I discovered punk through my cousin probably around the time I was 13. Before that he and his friends had introduced me to so much music: Nirvana, Nine Inch Nails, Smashing Pumpkins. My cousin then went straight for punk. In my freshmen year of high school I won’t pretend I was a punk or even listening to much punk. My main music at the time was Nine Inch Nails, some 80’s goth (and some 90’s) and really bad rave music.

I had Green Day’s ‘Kerplunk’ on CD, which I like a lot. My cousin also taped me Dookie. He was mostly into a lot of bad skatepunk, mainly everything on Epitaph. Rancid, Offspring, NOFX, Operation Ivy. But let’s see. I had a dubbed copy of Minor Threat discography. Dubbed first Clash. Dubbed Gorilla Biscuits. Can’t say it was all great stuff he listened to. I also had a dubbed copy of “Heard they Sucked Live” I’m embarrassed to say that I loved back then.

Oh yeah, shame about musical choices.

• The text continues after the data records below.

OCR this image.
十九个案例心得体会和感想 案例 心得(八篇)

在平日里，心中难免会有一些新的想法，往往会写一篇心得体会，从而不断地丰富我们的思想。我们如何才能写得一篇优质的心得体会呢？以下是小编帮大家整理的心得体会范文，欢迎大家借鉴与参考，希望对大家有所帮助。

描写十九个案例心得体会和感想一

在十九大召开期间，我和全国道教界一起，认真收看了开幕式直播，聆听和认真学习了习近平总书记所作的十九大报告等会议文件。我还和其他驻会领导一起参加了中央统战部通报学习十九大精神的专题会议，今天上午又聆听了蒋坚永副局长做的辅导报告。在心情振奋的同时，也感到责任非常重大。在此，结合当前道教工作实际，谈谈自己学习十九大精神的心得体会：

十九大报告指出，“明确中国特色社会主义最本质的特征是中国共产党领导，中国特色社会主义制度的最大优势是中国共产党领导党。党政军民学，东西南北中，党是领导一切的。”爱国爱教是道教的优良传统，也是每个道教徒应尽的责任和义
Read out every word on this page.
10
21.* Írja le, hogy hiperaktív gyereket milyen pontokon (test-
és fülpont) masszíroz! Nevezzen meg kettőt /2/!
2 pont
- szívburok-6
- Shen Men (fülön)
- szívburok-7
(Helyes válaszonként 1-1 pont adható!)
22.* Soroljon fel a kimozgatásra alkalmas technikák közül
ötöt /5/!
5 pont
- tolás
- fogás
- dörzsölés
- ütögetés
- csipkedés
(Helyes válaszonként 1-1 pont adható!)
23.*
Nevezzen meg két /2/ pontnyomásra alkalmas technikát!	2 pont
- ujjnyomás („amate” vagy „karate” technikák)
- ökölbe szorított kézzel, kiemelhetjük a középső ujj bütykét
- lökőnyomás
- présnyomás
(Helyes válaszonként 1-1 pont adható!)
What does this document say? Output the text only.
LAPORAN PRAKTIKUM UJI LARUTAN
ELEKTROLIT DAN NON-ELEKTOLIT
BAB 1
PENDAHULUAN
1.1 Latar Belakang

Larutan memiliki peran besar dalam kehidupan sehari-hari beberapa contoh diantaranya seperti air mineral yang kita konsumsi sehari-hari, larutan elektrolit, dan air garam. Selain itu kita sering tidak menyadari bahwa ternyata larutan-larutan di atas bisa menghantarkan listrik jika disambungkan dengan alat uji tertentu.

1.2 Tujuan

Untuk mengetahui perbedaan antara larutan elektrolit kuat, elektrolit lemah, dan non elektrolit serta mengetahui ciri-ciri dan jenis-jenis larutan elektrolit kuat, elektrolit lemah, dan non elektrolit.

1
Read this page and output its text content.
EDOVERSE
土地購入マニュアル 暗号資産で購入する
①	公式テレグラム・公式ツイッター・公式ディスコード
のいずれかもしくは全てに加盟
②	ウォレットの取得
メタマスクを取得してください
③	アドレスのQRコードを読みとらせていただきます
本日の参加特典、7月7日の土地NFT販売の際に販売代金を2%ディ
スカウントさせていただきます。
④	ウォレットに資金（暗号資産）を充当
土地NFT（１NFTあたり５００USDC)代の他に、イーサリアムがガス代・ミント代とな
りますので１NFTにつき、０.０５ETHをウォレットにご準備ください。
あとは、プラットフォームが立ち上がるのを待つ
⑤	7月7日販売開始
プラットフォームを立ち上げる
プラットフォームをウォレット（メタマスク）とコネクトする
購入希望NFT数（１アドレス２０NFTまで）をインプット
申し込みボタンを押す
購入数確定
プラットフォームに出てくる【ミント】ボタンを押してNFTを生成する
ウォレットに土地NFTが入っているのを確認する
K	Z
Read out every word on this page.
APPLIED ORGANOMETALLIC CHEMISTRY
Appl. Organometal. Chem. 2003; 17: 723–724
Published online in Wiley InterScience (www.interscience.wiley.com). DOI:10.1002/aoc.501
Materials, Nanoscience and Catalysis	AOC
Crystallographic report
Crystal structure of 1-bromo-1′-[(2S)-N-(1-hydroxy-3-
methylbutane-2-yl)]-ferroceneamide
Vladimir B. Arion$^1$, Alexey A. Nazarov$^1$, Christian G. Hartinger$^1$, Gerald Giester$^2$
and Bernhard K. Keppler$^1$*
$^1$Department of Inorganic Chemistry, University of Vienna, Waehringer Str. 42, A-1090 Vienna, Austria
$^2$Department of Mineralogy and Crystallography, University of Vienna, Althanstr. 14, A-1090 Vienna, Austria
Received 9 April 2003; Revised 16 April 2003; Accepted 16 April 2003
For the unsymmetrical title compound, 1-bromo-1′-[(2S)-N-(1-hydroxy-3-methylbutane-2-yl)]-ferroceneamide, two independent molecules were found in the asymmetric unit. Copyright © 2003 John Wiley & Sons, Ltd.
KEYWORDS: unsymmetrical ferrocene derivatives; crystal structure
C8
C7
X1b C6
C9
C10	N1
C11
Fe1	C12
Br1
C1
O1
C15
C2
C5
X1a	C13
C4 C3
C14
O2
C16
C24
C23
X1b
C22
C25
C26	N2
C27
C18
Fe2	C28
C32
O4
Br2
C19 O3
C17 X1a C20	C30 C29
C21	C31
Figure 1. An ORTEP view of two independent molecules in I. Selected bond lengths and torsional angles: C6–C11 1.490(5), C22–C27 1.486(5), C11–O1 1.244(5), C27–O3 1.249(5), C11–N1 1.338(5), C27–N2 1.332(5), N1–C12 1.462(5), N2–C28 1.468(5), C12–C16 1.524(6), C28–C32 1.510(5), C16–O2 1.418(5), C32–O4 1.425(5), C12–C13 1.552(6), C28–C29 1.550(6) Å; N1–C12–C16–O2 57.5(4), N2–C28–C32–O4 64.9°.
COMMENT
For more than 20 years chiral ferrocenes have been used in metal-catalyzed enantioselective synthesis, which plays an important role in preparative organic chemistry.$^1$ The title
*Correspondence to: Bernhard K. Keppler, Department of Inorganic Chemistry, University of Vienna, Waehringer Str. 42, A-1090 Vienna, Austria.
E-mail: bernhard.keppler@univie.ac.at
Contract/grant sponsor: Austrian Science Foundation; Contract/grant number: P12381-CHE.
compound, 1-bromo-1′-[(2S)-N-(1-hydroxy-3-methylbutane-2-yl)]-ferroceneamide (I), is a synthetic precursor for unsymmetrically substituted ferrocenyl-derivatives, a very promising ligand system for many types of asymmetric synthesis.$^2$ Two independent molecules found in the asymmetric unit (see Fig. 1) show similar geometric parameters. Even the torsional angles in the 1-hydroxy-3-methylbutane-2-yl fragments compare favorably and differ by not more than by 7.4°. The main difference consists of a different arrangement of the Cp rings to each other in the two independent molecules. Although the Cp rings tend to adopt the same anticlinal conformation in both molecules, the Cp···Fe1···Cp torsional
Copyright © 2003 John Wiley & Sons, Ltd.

Something I don’t get anymore. Like the shame of not knowing about a band that’s been deemed seminal. Like when I eventually transitioned from bad rave and goth to punk, I never wanted to let on where my musical roots really were I felt so bad about it.

As my brother got heavier into punk he also got deeper into it. Next it was local bands, then Crass-style peace punk, then on to Profane Existance type hardcore. I was always very interested in what he was listening to even though it wasn’t really my thing. Yet.

I gravitated more towards the punk and new wave of the 70’s and 80’s. Then this older friend of mine who I had a huge crush on invited me to see the Cramps. This around 98. A year later I dove head-first into garage and punk and never looked back.

But I guess the music has to end eventually. Ok. I had a great run. Better than most. And I’m very lucky to have survived it all.
Title: Re: What is your relationship to music in 2020?
Post by: Mister Natural on August 30, 2020, 05:29:36 PM
Almost forgot. Sometime after I stopped buying records, I got deep into comic books. And it became like another shameful kind of secret. I didn’t want to be seen as a nerd, but who fucking cares. Once I got clean, this habit fell by the wayside as well, and I’m fine with that. Also don’t feel guilty about being something of a comic book geek.